立本准教授は、外国語学習を通して母語とは異なる言葉にふれ、その法則性を体験することで「異なる文化や思考の表現法」を理解する多様性を身につけてほしいと考えています。
言葉を発するとき、私たちは伝えたい内容が複数ありそれが同時に存在していても、規則にのっとって順序をつけなければなりません。名詞や動詞に、どんな「て」「に」「を」「は」を付けて、どう並べるかで内容も意味も大きく変わってきます。
逆に、受け手として話を聞くときは、言語の並べ方が一定の法則にのっとっていない場合、伝えられた言葉の意図を読み取ることができません。また、複雑な構造をした文章であれば、一つのセンテンスを前後のセンテンスとともに同時に把握しなければ、相手の意図が理解できなくなります。こうした言語の本質(辞構造)は、私たちの思考や認識に深くかかわっています。
立本准教授は、精神科医や言語学者などの研究から、今の時代に受け入れられている言語表現は、短く簡単なものが原則になっていると指摘しています。また、人びとが文章を一つのまとまりとしてとらえられず、一語一語区切って読み、文脈の中で理解できないケースがあることについても問題視しています。文法則と対峙し、言葉と真剣に向き合わないことは、思考や認識に悪影響があると考えられるからです。
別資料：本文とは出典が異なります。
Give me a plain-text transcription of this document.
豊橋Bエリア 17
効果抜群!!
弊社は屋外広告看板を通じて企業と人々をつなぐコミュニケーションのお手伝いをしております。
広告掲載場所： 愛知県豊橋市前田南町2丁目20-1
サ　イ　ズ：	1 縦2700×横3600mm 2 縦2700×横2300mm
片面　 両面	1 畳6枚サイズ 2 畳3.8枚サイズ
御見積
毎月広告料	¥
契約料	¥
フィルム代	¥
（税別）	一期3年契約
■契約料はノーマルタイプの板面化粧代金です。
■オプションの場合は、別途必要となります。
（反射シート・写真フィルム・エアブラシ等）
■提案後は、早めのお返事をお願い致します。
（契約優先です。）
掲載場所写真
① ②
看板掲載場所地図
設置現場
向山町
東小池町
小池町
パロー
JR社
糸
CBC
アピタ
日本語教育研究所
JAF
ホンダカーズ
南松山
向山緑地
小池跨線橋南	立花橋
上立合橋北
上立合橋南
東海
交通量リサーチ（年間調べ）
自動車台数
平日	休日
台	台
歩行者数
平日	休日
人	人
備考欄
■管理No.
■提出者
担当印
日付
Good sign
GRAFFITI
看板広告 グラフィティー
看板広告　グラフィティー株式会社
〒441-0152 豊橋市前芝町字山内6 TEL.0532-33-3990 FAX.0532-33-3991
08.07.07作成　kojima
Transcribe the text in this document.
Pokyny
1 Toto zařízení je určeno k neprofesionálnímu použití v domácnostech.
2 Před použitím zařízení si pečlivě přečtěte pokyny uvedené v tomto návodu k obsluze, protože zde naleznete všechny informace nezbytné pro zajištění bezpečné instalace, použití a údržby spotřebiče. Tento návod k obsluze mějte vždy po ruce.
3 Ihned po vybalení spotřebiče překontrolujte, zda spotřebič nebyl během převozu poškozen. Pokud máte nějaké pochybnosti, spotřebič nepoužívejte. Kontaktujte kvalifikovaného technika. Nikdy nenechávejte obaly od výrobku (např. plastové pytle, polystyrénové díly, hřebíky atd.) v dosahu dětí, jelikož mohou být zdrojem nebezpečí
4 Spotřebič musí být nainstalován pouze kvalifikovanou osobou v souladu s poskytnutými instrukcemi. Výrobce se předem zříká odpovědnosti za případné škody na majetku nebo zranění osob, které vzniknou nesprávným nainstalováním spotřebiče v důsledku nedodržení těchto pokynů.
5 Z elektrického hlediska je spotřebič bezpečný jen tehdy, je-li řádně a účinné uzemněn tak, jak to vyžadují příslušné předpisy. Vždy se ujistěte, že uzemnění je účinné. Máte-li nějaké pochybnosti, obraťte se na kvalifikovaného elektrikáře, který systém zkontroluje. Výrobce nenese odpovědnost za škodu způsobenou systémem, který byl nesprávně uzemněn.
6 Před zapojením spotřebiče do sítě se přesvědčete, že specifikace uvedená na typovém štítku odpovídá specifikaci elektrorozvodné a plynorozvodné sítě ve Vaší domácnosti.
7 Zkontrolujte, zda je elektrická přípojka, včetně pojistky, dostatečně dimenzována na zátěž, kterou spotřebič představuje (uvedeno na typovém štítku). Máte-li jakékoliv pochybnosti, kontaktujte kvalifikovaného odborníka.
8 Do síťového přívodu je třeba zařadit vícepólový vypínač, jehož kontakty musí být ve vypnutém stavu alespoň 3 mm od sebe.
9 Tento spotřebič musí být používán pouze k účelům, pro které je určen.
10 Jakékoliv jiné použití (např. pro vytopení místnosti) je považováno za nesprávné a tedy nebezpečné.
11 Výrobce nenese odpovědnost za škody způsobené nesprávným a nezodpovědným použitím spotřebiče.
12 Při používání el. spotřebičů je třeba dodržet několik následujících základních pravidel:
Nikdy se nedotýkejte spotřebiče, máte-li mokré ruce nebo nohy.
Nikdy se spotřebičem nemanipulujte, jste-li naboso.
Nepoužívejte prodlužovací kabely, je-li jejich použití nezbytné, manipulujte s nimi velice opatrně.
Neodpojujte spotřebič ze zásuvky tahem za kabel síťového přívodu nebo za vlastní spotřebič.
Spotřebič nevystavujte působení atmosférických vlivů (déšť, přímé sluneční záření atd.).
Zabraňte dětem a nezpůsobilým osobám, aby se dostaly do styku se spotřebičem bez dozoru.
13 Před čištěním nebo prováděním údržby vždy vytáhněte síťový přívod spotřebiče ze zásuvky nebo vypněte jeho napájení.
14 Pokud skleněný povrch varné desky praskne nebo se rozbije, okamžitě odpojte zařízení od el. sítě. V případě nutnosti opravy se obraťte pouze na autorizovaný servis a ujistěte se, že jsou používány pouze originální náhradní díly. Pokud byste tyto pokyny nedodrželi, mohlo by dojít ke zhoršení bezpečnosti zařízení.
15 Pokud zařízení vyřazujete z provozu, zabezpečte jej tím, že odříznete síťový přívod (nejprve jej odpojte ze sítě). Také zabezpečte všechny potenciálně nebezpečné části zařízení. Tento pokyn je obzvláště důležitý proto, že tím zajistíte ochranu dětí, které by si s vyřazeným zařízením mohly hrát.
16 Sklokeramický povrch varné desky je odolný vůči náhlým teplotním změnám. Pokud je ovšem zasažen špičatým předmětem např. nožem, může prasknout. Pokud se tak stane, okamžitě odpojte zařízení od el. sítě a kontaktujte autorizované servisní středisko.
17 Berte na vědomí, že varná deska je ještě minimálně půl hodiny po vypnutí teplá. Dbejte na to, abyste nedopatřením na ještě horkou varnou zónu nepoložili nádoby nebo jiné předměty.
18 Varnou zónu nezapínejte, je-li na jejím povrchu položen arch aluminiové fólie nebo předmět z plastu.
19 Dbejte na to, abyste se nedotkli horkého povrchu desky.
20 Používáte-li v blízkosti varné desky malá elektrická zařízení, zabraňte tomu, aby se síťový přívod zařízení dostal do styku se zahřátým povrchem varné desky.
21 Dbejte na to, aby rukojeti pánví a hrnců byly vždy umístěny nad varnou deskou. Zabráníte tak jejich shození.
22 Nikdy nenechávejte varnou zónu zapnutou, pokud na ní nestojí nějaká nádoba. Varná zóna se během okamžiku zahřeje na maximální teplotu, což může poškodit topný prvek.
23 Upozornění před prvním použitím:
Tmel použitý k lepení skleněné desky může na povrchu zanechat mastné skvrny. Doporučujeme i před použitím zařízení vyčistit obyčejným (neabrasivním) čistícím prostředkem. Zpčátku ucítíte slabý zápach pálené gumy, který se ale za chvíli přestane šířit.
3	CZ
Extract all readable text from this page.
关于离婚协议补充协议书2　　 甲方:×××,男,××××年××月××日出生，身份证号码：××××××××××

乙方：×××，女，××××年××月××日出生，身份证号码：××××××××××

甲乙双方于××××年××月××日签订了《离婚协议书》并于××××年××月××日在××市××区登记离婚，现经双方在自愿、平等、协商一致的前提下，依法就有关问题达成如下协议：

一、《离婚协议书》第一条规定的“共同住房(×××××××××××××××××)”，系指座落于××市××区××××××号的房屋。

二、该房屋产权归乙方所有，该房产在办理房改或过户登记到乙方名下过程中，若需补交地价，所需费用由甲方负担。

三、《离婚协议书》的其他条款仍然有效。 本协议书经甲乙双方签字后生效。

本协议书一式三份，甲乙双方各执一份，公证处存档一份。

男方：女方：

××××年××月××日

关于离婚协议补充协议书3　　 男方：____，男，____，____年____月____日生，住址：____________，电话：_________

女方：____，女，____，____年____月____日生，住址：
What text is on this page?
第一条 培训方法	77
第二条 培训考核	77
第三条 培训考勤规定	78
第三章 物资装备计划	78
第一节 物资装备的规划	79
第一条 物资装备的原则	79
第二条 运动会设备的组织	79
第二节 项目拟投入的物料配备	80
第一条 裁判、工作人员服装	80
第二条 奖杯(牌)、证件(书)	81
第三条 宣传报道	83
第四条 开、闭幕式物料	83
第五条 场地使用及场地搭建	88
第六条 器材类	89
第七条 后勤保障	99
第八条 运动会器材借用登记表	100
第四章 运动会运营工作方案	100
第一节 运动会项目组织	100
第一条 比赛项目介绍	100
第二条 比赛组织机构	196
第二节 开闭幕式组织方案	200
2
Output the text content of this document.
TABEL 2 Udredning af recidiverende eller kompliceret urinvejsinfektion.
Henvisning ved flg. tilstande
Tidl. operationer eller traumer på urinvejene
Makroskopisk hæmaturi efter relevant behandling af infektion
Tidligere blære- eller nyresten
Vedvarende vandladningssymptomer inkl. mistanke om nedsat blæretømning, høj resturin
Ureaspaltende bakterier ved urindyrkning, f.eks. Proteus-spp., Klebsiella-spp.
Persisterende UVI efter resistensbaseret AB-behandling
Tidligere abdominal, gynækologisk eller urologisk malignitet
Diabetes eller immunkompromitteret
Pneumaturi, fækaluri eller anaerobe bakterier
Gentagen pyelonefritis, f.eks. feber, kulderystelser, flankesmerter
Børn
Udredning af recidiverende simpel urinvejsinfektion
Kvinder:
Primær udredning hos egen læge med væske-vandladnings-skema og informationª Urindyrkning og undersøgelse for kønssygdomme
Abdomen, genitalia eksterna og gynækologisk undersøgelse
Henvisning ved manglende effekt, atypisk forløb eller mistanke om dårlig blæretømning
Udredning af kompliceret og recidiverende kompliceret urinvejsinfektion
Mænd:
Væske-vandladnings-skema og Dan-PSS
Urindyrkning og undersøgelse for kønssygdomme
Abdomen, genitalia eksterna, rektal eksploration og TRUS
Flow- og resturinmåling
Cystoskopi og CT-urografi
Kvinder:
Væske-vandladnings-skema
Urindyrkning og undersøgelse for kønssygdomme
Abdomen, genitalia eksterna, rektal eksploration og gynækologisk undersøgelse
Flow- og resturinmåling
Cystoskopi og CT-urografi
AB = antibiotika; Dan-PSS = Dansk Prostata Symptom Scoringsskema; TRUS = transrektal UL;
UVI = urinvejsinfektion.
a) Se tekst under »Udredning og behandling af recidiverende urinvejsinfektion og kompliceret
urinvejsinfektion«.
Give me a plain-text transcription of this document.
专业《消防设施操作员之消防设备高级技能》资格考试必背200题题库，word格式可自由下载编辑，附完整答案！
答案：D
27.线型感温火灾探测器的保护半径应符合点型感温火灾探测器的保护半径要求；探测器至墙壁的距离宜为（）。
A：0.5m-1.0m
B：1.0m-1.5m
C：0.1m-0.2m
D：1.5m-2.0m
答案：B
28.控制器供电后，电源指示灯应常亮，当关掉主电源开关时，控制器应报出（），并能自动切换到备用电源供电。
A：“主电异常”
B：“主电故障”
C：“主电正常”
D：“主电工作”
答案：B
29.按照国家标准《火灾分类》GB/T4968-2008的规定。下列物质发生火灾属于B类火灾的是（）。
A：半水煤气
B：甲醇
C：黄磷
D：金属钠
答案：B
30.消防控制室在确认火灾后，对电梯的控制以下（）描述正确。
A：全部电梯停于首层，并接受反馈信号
立本准教授は、外国語教育の価値の一つは、実はこの部分にあると考えています。外国語学習では、母国語のように思ったことをすぐに表現できないというジレンマがあり、常に、意識的に、言葉がもつ法則性と向き合うことになります。文構造を意識しながら、伝えたいことがどうすれば伝わるのかを時間をかけて考え、言葉を組み立てるという経験は、私たちが自分と他者の世界を理解し、自分が何者で、世界とどうかかわっているかを理解するプロセスでもあるのです。たとえ学んだ外国語を使う機会がなかったとしても、たとえAI翻訳がどれだけ進化したとしても、外国語学習を通して経験する「言葉を前にした葛藤」や「思考を表現するプロセス」は、人が生きていく上で重要な経験になるのです。
立本准教授は、文学理論についても研究しています。文学理論とは、文学作品のテーマ・読み方や作家について掘り下げるのではなく、文学とは何か、文学の構成、文学の目的などを考える分野です。
立本准教授が着目するのは、言語から見た文学の形です。人にとって認識可能な文学とはどのようなものなのか、人々が受け入れている物語の中にある共通したパターンなどについて検討しています。さらには因果関係に基づいた筋の通った物語を求める人間の気持ちがもたらす現象、たとえば陰謀論などにも注視しています。
文学には、書く人だけに見えている因果関係で世界のあり方や物事のつながりを示す可能性があると立本准教授は考えています。文学が社会を描いていると感じるとき、私たちは作品世界を自分の社会を見る目にあてはめて納得しているのかもしれません。また、作家・文学者のフィルターを通して社会を見ることで、ものの見方が変わるような体験ができるかもしれません。人間にとって文学や言語とは何なのか? 立本准教授は、実際の社会動向を敏感に汲みながら考察を深化させています。
私たちは否応なく、すでに存在している言葉の中に生まれ落ちます。その意味で言葉は私たちにとって、一種の制約・制限です。しかしその制約・制限の向こうにこそ表現の自由、表現されるものの美しさはあります。
立本准教授は「言葉は世界の見方、ものの見方です。どんな言葉にも民族や社会、一人ひとりのものの見方、つまり宇宙が表され、どの宇宙も美しく、唯一正しい宇宙というものは存在しない」と言います。その美しさにより深く触れるためには、言葉を知り、対話することが鍵となるのです。